27 de Janeiro de 2020

Três anos, nove meses e onze dias depois da facada que não me matou

O plano era simples: arrastar meus amigos Peter e Raven para New York — com o consentimento deles, claro — para alugar um apê que coubesse nós e nossas coisas, cada um escolher sua faculdade e se virar nesse quesito. Talvez arranjar um lugar que quisesse três funcionários de uma vez, mas se não, cada um poderia pegar seu próprio emprego e passar horas desabafando sobre as desventuras da cidade grande ao fim do dia. No fim das contas eu daria meu jeito de ter meus trabalhos literários e musicais reconhecidos, ganharia um prêmio e o dedicaria a meus amigos, meu pai, meu tio e ao meu namorado, seja lá quem fosse.

Mas o plano se saiu melhor que o esperado. Eis a razão.

Acordar com o barulho dos carros lá no asfalto da avenida que rodeia o prédio de apartamentos onde você mora e com o sol batendo bem na sua cara com uma ajudinha da “ilha de calor” formada pelos grandes prédios da cidade? Não tem preço. Não mesmo, eu não pago aluguel mensal para receber isso em troca. MAS: acordar com seu namorado em cima de seu corpo, depositando beijos em cada parte de seu peitoral agora definido pelos dois anos de academia que você carrega fisicamente, enquanto repete “bom dia, amor” entre os beijos? Por isso vale a pena sofrer com a ilha de calor chamada New York.

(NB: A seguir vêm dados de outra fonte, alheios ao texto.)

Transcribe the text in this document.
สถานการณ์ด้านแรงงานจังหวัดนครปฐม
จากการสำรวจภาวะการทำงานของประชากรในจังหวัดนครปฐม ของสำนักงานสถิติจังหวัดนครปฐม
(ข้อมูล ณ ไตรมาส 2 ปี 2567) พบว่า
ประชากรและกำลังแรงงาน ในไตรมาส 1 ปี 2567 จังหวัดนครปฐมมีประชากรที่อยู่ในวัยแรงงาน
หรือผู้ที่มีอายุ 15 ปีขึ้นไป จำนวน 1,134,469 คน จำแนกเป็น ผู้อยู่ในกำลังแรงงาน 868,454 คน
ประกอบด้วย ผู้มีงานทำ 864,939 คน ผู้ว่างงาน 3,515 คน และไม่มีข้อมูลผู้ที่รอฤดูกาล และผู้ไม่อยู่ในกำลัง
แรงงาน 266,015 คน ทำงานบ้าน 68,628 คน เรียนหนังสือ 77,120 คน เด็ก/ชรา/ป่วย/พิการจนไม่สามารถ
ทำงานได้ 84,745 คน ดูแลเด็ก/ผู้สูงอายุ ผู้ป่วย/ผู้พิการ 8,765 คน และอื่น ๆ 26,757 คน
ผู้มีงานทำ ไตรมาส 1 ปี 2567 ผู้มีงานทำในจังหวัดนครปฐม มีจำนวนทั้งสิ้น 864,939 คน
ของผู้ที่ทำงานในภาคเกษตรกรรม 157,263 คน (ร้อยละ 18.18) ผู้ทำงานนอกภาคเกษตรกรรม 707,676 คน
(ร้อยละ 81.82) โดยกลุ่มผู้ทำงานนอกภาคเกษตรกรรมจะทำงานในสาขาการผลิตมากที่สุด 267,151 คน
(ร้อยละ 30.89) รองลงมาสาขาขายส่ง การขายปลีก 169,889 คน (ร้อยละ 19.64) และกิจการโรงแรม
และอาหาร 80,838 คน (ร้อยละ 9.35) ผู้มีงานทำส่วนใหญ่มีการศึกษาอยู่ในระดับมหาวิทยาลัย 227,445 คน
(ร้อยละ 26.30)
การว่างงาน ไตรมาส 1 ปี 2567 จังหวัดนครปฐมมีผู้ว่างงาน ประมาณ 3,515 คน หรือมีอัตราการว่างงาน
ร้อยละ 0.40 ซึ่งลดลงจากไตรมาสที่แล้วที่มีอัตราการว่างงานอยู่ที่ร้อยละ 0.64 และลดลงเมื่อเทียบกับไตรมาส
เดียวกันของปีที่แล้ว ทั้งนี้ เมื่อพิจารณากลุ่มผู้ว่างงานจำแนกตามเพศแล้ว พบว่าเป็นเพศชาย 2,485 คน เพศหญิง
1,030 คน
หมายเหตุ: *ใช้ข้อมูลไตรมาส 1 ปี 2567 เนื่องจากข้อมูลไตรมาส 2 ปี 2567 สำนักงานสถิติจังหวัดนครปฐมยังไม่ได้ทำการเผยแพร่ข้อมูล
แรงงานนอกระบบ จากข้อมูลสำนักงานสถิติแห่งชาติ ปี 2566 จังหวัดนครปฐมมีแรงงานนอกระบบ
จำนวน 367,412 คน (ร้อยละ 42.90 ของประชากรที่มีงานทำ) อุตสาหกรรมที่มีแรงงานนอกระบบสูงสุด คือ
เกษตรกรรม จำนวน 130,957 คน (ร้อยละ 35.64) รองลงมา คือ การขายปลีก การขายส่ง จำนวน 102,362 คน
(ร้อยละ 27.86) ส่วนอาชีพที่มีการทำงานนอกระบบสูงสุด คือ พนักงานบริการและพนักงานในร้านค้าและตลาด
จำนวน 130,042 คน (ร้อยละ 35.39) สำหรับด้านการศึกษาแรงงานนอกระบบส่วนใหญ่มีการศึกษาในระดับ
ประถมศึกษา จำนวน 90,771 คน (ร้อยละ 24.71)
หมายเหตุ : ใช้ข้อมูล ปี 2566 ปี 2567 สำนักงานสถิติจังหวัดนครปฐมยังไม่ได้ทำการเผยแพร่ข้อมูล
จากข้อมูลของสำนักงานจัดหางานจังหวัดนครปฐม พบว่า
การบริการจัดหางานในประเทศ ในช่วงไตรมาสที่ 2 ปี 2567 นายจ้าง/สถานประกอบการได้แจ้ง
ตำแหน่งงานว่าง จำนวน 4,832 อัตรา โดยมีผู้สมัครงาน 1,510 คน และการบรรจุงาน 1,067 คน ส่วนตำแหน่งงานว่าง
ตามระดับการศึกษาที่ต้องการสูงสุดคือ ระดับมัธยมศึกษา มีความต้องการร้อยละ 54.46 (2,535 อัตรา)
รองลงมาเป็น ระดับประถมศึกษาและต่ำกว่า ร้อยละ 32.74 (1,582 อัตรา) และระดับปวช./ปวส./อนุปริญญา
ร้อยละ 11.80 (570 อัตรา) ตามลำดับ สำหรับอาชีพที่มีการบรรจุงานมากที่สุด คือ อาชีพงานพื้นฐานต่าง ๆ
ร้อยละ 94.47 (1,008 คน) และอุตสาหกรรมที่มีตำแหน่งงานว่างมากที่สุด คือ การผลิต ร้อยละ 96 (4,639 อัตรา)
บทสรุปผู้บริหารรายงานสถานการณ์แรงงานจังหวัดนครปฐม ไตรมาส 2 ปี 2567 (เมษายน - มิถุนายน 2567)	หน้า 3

— Bom dia, Klaus — digo em voz baixa, mas o suficiente para que ele ouça.

— Você estava me notando esse tempo todo? — Ele pergunta, me encarando nos olhos.

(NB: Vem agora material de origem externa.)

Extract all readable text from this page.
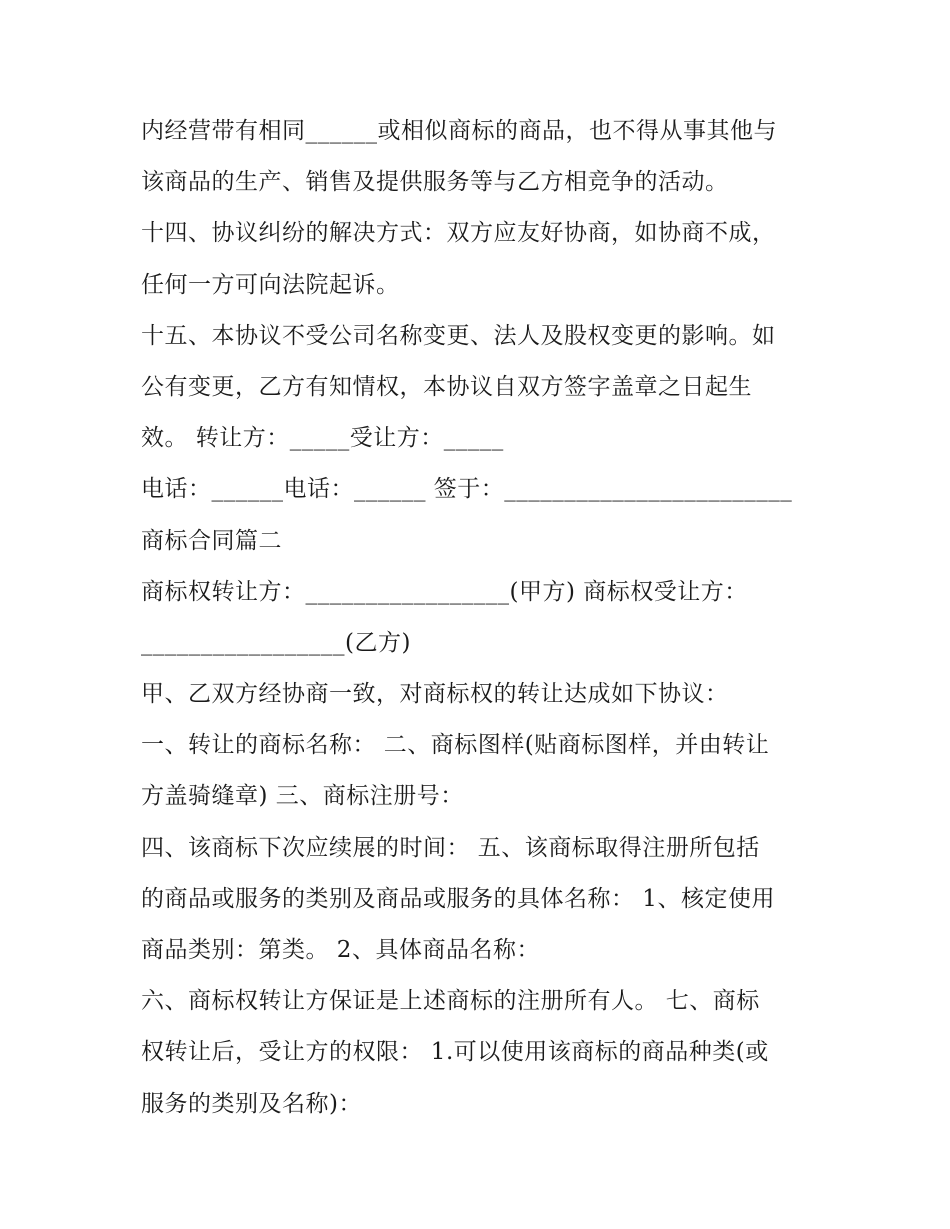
内经营带有相同______或相似商标的商品，也不得从事其他与
该商品的生产、销售及提供服务等与乙方相竞争的活动。
十四、协议纠纷的解决方式：双方应友好协商，如协商不成，
任何一方可向法院起诉。
十五、本协议不受公司名称变更、法人及股权变更的影响。如
公有变更，乙方有知情权，本协议自双方签字盖章之日起生
效。 转让方：_____受让方：_____
电话：______电话：______ 签于：________________________
商标合同篇二
商标权转让方：_________________(甲方) 商标权受让方：
_________________(乙方)
甲、乙双方经协商一致，对商标权的转让达成如下协议：
一、转让的商标名称： 二、商标图样(贴商标图样，并由转让
方盖骑缝章) 三、商标注册号：
四、该商标下次应续展的时间： 五、该商标取得注册所包括
的商品或服务的类别及商品或服务的具体名称： 1、核定使用
商品类别：第类。 2、具体商品名称：
六、商标权转让方保证是上述商标的注册所有人。 七、商标
权转让后，受让方的权限： 1.可以使用该商标的商品种类(或
服务的类别及名称)：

— Depende de há quanto tempo você está tentando me fazer ter uma ereção a essa hora do dia — respondo na cara dura.

Pois é, o tempo me fez ser mais cara de pau do que antes. Sinceridade em primeiro lugar.

— 20 minutos.

— Então estou prestando atenção em você há 19 minutos — abro um sorriso amarelo, e ele dá um tapa no meu pescoço antes de colar seus lábios na mesma região.

— Não me faça puxar sua cueca para baixo agora mesmo, por favor — Klaus sussurra em meu ouvido, e meus pelos todos eriçam na hora.

— Não se preocupe — o puxo de encontro aos meus lábios, por uns cinco ou seis segundos — eu preciso ir ao estúdio com o Andy. Ele quer usar minhas composições agora que mais pessoas conhecem o trabalho dele.

— Ah, sim. Agora sim ele terá um álbum definitivamente de estreia, não é? Aquela gravadora independente ficou com todo o trabalho do Andrew depois que ele viu que o contrato não daria certo — ele se afasta, dando espaço para que eu me levante da cama.

— Filhos da puta, isso que eles são. Felizmente o meu tio guardou as melhores composições pros álbuns que virão depois — vou direto ao guarda-roupa procurar algo que me faça parecer um Daniel Arthur Boone apresentável aos caras da gravadora nova do meu tio — o que eu visto, amor?

— Usa aquele conjunto que eu amo, ué…

— Você quer dizer, meu pijama dos Minions? — Viro-me para confrontá-lo, e o pego rindo de mim mesmo.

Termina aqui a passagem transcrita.